1.2 Parametric Bootstrap (Our Focus)

Now suppose we are willing to assume a parametric model: \[ X_1, X_2, \ldots, X_n \sim f(x; \vartheta) \] (e.g., Normal, Poisson, etc.), where \(\vartheta\) is a parameter (or vector of parameters) to be estimated.

Idea of Parametric Bootstrap

  1. Estimate the model parameter(s) \(\hat{\vartheta}\) from the data (e.g., via MLE).
  2. Generate new synthetic datasets from the assumed model: \[ X_1^*, X_2^*, \ldots, X_n^* \sim f(x; \hat{\vartheta}) \]
  3. Recompute: \[ \hat{\theta}^* = T(X_1^*, X_2^*, \ldots, X_n^*) \] for each synthetic dataset.
  4. Repeat many times to approximate the sampling distribution of \(\hat{\theta}\).

Key Point:
This uses model assumptions more strongly, but can give better results when the model is appropriate.

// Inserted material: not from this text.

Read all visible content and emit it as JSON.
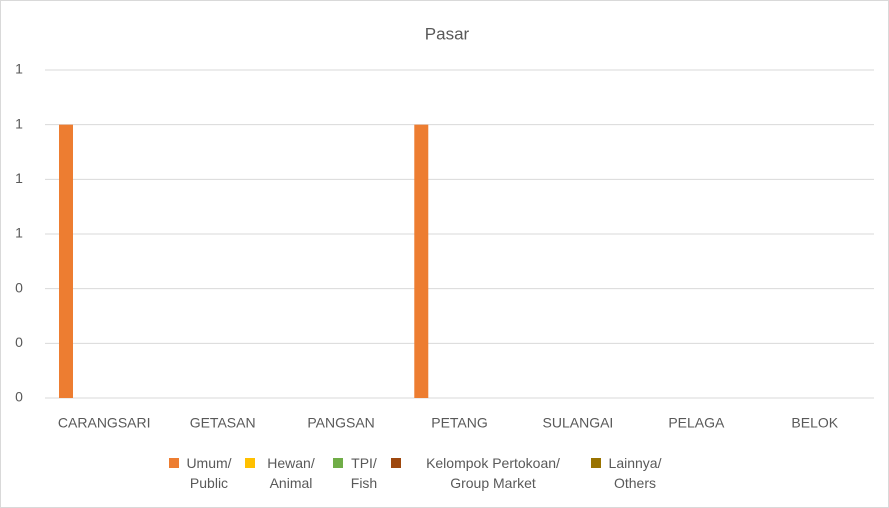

2. Parametric Bootstrap for Normal Mean and Variance (Using boot)

We will use the boot package in R.
The basic function is:

boot(data, statistic, R, sim = c(“ordinary”,“parametric”,…), ran.gen, mle)

#library(boot)
#boot(data, statistic, R, sim = c("ordinary","parametric",...), ran.gen, mle)
# True parameters

mu_true <- 5
sigma_true <- 2

# Sample size

n <- 50

# Simulate data

x <- rnorm(n, mean = mu_true, sd = sigma_true)

summary(x)
##    Min. 1st Qu.  Median    Mean 3rd Qu.    Max. 
##   1.067   3.881   4.855   5.069   6.396   9.338

2.2 Define the Statistic Function for boot

The statistic function takes data and an index (for ordinary bootstrap).
For parametric bootstrap, boot still expects the same interface, but the index is usually just all indices of the generated sample.

Definitions

  • stat_mean: returns the sample mean
  • stat_mean_sd: returns both mean and standard deviation, so we can bootstrap two parameters at once
library(boot)

# Statistic for mean only

stat_mean <- function(data, indices) {
x <- data[indices]
mean(x)
}

# Statistic returning mean and sd

stat_mean_sd <- function(data, indices) {
x <- data[indices]
c(mean = mean(x), sd = sd(x))
}

2.3 Estimate Model Parameters (MLEs)

For a Normal model, the MLEs for mean and sd are just the sample mean and sd.

mu_hat    <- mean(x)
sigma_hat <- sd(x)

mu_hat
## [1] 5.068807
sigma_hat
## [1] 1.85174

We will pass these as the mle argument to boot. ## 2.4 Define the Parametric Generator ran.gen

The parametric generator must be a function of the form:

rnorm_gen <- function(data, mle) {
n <- length(data)
mu    <- mle[1]
sigma <- mle[2]
rnorm(n, mean = mu, sd = sigma)
}

2.5 Parametric Bootstrap for Mean and SD

Now we call boot with the following arguments:

  • sim = "parametric"
  • ran.gen = rnorm_gen
  • mle = c(mu_hat, sigma_hat)
set.seed(123)

boot_norm <- boot(
data      = x,
statistic = stat_mean_sd,
R         = 2000,
sim       = "parametric",
ran.gen   = rnorm_gen,
mle       = c(mu_hat, sigma_hat)
)

boot_norm
## 
## PARAMETRIC BOOTSTRAP
## 
## 
## Call:
## boot(data = x, statistic = stat_mean_sd, R = 2000, sim = "parametric", 
##     ran.gen = rnorm_gen, mle = c(mu_hat, sigma_hat))
## 
## 
## Bootstrap Statistics :
##     original       bias    std. error
## t1* 5.068807  0.001808685   0.2499582
## t2* 1.851740 -0.008013623   0.1843551

The output shows the original statistic (t0) and bootstrap replicates (t).